For les belges, the "bintje" is not just the runt of the potato litter.  With it's uncompromising crunchiness, this traditional tuber is an undisputed symbol of Belgian national heritage (in a country plagued by an ongoing identity crisis). The Wall Street Journal recently chronicled the unsteady future of this edible edifice of cultural unity, and a number of different foodie publicationshave started to spread the word about the "bintje" cause.

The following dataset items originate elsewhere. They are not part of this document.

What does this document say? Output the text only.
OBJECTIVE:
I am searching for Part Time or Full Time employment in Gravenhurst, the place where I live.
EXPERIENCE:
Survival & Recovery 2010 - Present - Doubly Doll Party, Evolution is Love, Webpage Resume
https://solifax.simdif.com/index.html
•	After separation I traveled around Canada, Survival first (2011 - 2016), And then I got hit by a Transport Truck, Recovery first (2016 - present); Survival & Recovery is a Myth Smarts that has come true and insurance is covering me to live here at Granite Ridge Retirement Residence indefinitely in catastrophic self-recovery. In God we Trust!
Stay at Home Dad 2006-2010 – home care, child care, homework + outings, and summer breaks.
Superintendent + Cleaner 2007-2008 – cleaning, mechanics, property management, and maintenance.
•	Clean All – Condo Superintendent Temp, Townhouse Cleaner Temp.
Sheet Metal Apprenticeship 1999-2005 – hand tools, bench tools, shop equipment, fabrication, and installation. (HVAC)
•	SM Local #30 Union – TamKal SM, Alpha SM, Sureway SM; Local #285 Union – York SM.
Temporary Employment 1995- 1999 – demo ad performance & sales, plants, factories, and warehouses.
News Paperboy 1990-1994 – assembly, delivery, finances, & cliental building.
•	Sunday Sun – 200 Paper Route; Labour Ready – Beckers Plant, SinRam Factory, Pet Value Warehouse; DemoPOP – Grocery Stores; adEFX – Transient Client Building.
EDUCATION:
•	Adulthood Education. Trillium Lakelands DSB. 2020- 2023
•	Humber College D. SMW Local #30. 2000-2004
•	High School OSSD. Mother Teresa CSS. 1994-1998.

So why am I joining the pro-bintje masses?  Because (1) bintje is just really fun to [attempt to] pronounce, (2) I have a personal connection with the french-speaking Belgians of Wallonie and (3) the bio-diversity of ingredients  available to us directly affects our health, longevity and creativity.  That means that our access to different varieties of an ingredient - such as the potato - provides us with a dramatic increase in nutritional benefits (not to mention varied flavors, textures and other advantages).

I do not want to live in a world where we are restricted to 4 or 5 of the most common potato varieties.  The future of all heirloom potatoes - and heirloom products in general - hangs in the balance of our support of causes like that of the bintje.

...not to mention the future of our ever-curious taste buds.